Literature Review Week 4

literature review
week 4
shree
Literature review for the Week 4 of the course IDC-6940 for Fall 2025
Author
Affiliation

Shree Krishna Basnet

Master of Data Science Program @ The University of West Florida (UWF)

Article 1

Regularized logistic regression with network‐based pairwise interaction for biomarker identification in breast cancer (Wu et al., 2016)[1]

  1. Goal: Regularized logistic regression should be used, along with network (biological network) information and pairwise interactions, to find biomarkers (both single and interacting pairs) for breast cancer.

Link: https://www.researchgate.net/publication/296193700_Regularized_logistic_regression_with_network-based_pairwise_interaction_for_biomarker_identification_in_breast_cancer

What made this paper interesting, or why the analysis is important: different biological processes has combined interactions between genes and proteins rather than single genes or proteins, like network topology or interaction information, which may result in better biomarkers that are biologically useful rather than statistically significant. Associating network knowledge may improve prediction or interpretability.

Methodology: The analyst used a regularized logistic regression model that incorporates pairwise connections and protein-protein interaction (PPI) networks. they prioritized biologically plausible biomarker combinations and used an adaptive elastic net (a penalty that balances l1 and l2) with network constraints. Used breast cancer datasets (gene expression data) to discover key nodes and relationships.

Result/conclusion: Their model outperforms simpler models in terms of predictive performance, and they were able to discover both individual biomarkers and interacting gene pairs. The interactions has been found to have some biological sense.

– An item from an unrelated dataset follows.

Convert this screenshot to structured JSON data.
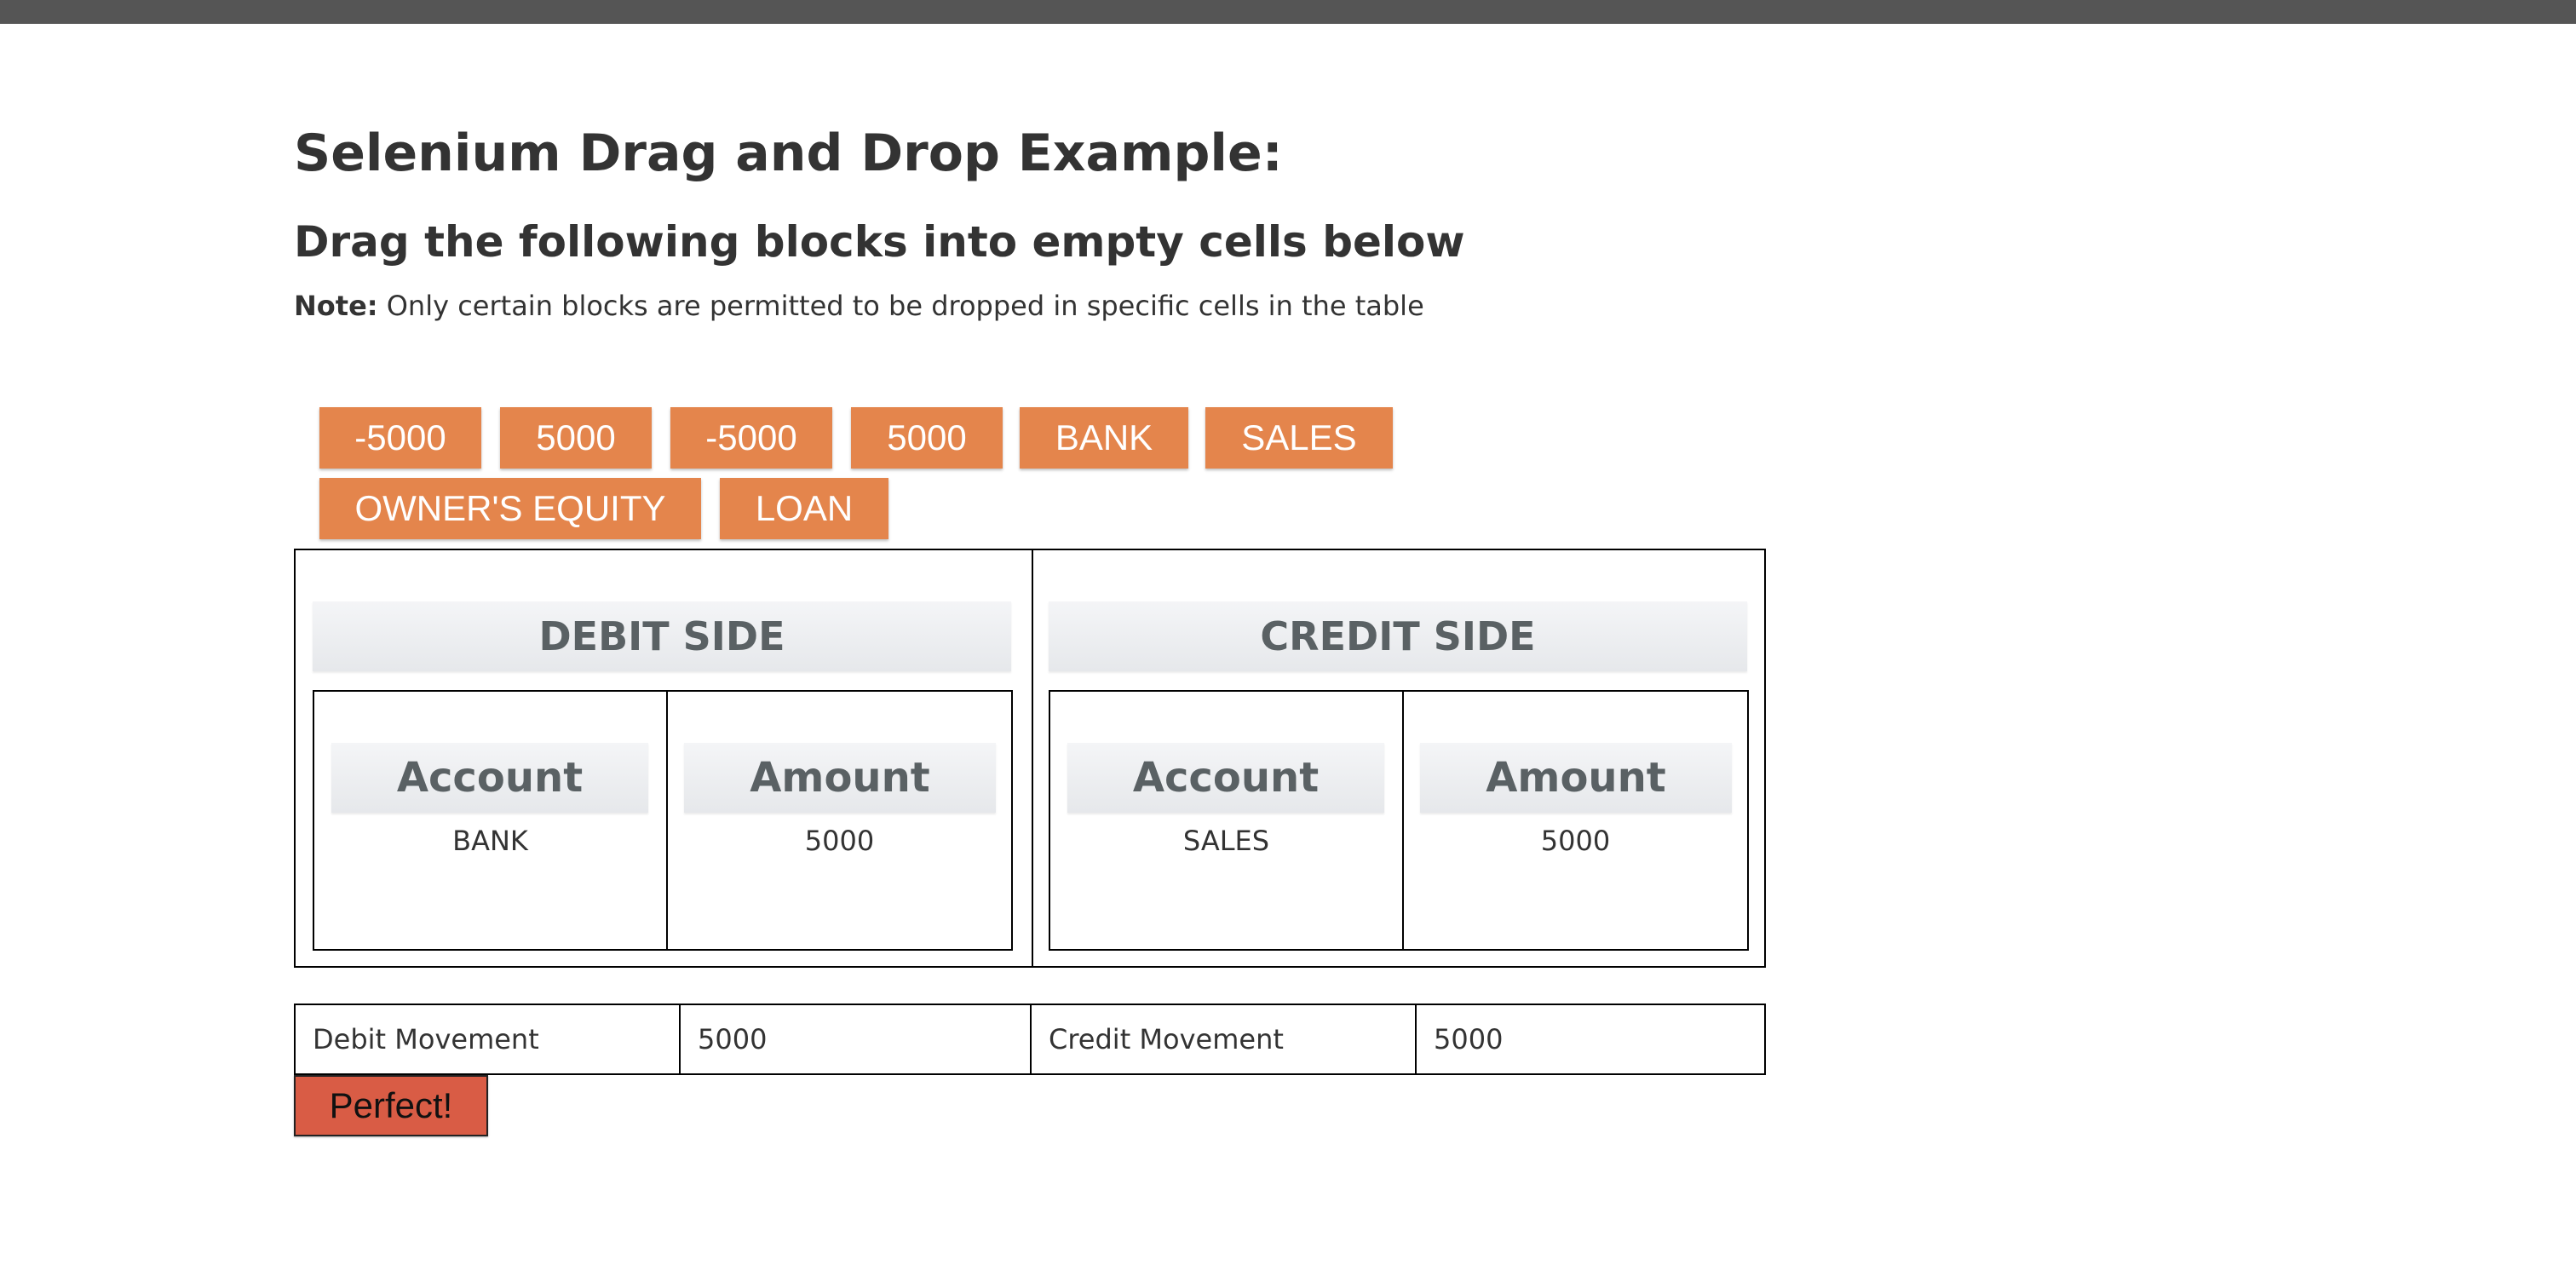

Limitation: The risk of overfitting and model size are increased by the intricacy of incorporating relationships. The quality of the network and expression data determines the outcomes.

Article 2

Using Genetic Algorithms and Sparse Logistic Regression to Find Gene Signatures for Chemosensitivity Prediction in Breast Cancer.[2]

Goal: To identify “gene signatures” that predict chemosensitivity, that is, which tumors react to chemotherapy in breast cancer, combine genetic algorithms with sparse logistic regression.

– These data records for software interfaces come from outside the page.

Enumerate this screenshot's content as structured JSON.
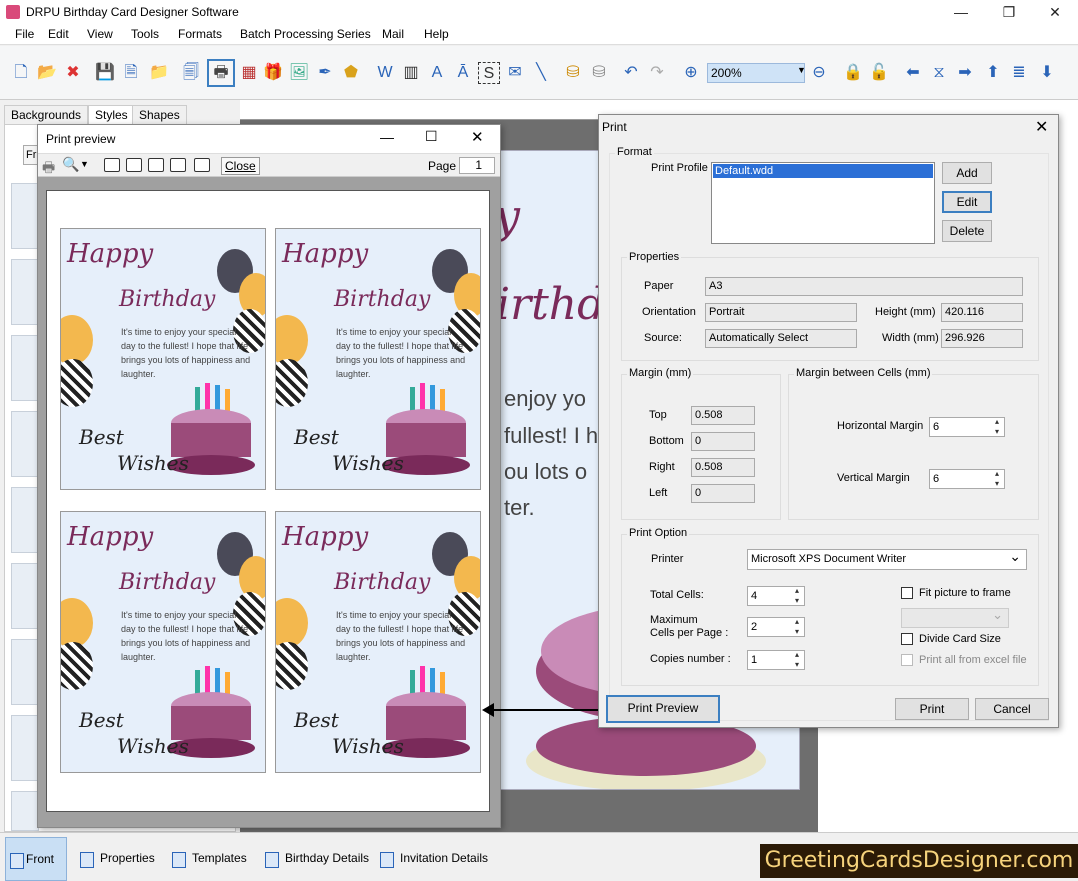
{
  "app": {
    "title": "DRPU Birthday Card Designer Software",
    "menu": [
      "File",
      "Edit",
      "View",
      "Tools",
      "Formats",
      "Batch Processing Series",
      "Mail",
      "Help"
    ],
    "zoom": "200%",
    "left_tabs": [
      "Backgrounds",
      "Styles",
      "Shapes"
    ],
    "left_partial_label": "Fr",
    "bottom_tabs": [
      "Front",
      "Properties",
      "Templates",
      "Birthday Details",
      "Invitation Details"
    ],
    "brand": "GreetingCardsDesigner.com"
  },
  "canvas_card": {
    "heading_partial": "y",
    "heading2_partial": "irthd",
    "lines": [
      "enjoy yo",
      "fullest! I h",
      "ou lots o",
      "ter."
    ]
  },
  "print_preview": {
    "title": "Print preview",
    "close_label": "Close",
    "page_label": "Page",
    "page_value": "1",
    "card": {
      "heading1": "Happy",
      "heading2": "Birthday",
      "body": "It's time to enjoy your special day to the fullest! I hope that life brings you lots of happiness and laughter.",
      "closing1": "Best",
      "closing2": "Wishes"
    }
  },
  "print_dialog": {
    "title": "Print",
    "format_group": "Format",
    "print_profile_label": "Print Profile",
    "profile_selected": "Default.wdd",
    "add_label": "Add",
    "edit_label": "Edit",
    "delete_label": "Delete",
    "properties_group": "Properties",
    "paper_label": "Paper",
    "paper_value": "A3",
    "orientation_label": "Orientation",
    "orientation_value": "Portrait",
    "height_label": "Height (mm)",
    "height_value": "420.116",
    "source_label": "Source:",
    "source_value": "Automatically Select",
    "width_label": "Width (mm)",
    "width_value": "296.926",
    "margin_group": "Margin (mm)",
    "top_label": "Top",
    "top_value": "0.508",
    "bottom_label": "Bottom",
    "bottom_value": "0",
    "right_label": "Right",
    "right_value": "0.508",
    "left_label": "Left",
    "left_value": "0",
    "cell_margin_group": "Margin between Cells (mm)",
    "hmargin_label": "Horizontal Margin",
    "hmargin_value": "6",
    "vmargin_label": "Vertical Margin",
    "vmargin_value": "6",
    "print_option_group": "Print Option",
    "printer_label": "Printer",
    "printer_value": "Microsoft XPS Document Writer",
    "total_cells_label": "Total Cells:",
    "total_cells_value": "4",
    "max_cells_label": "Maximum\nCells per Page :",
    "max_cells_value": "2",
    "copies_label": "Copies number :",
    "copies_value": "1",
    "fit_picture_label": "Fit picture to frame",
    "divide_card_label": "Divide Card Size",
    "print_excel_label": "Print all from excel file",
    "print_preview_label": "Print Preview",
    "print_label": "Print",
    "cancel_label": "Cancel"
  },
  "colors": {
    "accent": "#2a64b8",
    "card_bg": "#e6effa",
    "heading": "#7a2a5a",
    "brand_bg": "#2b1a06",
    "brand_fg": "#f6d37c"
  }
}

What made this paper interesting, or why the analysis is important:Predicting which patients will react to chemotherapy gives more personalized treatment. Potential biomarkers include gene signatures. However, there are several genes and possible combinations, like genetic algorithms that aid in searching space, while sparse logistic regression aids in reducing characteristics.

Methodology: To create individuals’ “gene signature” subsets, first choose genes using a Genetic Algorithm (GA) from among overexpressed genes (or pathway-specific genes) and forecast response, create sparse logistic regression models using those subsets. Assess accuracy, sensitivity, specificity, and other metrics using both a training and a validation set.

Result/ Conclusion : The results show that SLR-28 and Notch-86, two gene signatures, perform well on training and validation sets in terms of accuracy, specificity, sensitivity, and other metrics. In some reults we can see it performs better than previous signatures.

Limitation: Generalization is uncertain due to the relatively small datasets. Randomness is added by the GA, signature stability may differ. Clinical validation also comes at a high expense. overfitting risk.

References

1. Wu, M.-Y., Zhang, X.-F., Dai, D.-Q., Ou-Yang, L., Zhu, Y., & Yan, H. (2016). Regularized logistic regression with network-based pairwise interaction for biomarker identification in breast cancer. BMC Bioinformatics, 17(1), 108.
2. Hu, W. (2016). Using genetic algorithms and sparse logistic regression to find gene signatures for chemosensitivity prediction in breast cancer. American Journal of Bioscience and Bioengineering, 4(2), 26–33.